Can you please try it on c7gn or r8g and see if it works for you?

We will improve the documentation to better correlate the instance type and nitro families.

aneagoe commented 1 month ago

@davidarinzon thanks, now I understand. I will check on an hpc7g instance in that case.
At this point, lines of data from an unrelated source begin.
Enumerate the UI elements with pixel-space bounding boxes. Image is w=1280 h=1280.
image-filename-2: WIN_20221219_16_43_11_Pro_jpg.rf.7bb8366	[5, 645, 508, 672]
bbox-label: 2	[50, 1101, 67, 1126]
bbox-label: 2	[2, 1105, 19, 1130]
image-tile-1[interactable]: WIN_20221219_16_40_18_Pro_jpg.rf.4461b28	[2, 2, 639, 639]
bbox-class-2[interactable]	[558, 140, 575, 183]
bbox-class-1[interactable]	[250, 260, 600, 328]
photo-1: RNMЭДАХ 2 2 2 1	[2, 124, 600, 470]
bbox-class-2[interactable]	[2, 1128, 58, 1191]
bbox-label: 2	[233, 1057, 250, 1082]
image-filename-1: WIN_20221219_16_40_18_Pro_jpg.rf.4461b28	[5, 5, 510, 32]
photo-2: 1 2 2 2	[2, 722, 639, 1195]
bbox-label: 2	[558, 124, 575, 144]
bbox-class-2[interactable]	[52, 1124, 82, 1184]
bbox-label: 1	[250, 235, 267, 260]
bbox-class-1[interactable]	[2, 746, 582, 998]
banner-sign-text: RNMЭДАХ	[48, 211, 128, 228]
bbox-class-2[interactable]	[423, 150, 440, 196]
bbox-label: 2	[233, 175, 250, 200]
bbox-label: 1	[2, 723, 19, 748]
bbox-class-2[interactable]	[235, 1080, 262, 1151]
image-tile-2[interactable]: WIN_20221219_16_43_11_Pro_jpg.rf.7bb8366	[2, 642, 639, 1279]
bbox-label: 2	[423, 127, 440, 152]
A side question, is there a possibility that c7a or c7g instances will be migrated to Nitro v5 or that this feature would trickle down to Nitro v4? Otherwise, it feels a bit restrictive atm...

davidarinzon commented 1 month ago

Hi @aneagoe

The feature is available from Nitro v5 and on.

You may also use the recently made available c8g and m8g (https://aws.amazon.com/blogs/aws/run-your-compute-intensive-and-general-purpose-workloads-sustainably-with-the-new-amazon-ec2-c8g-m8g-instances/).

davidarinzon commented 4 weeks ago

Resolving this ticket, please feel free to re-open it in case there are questions or issues.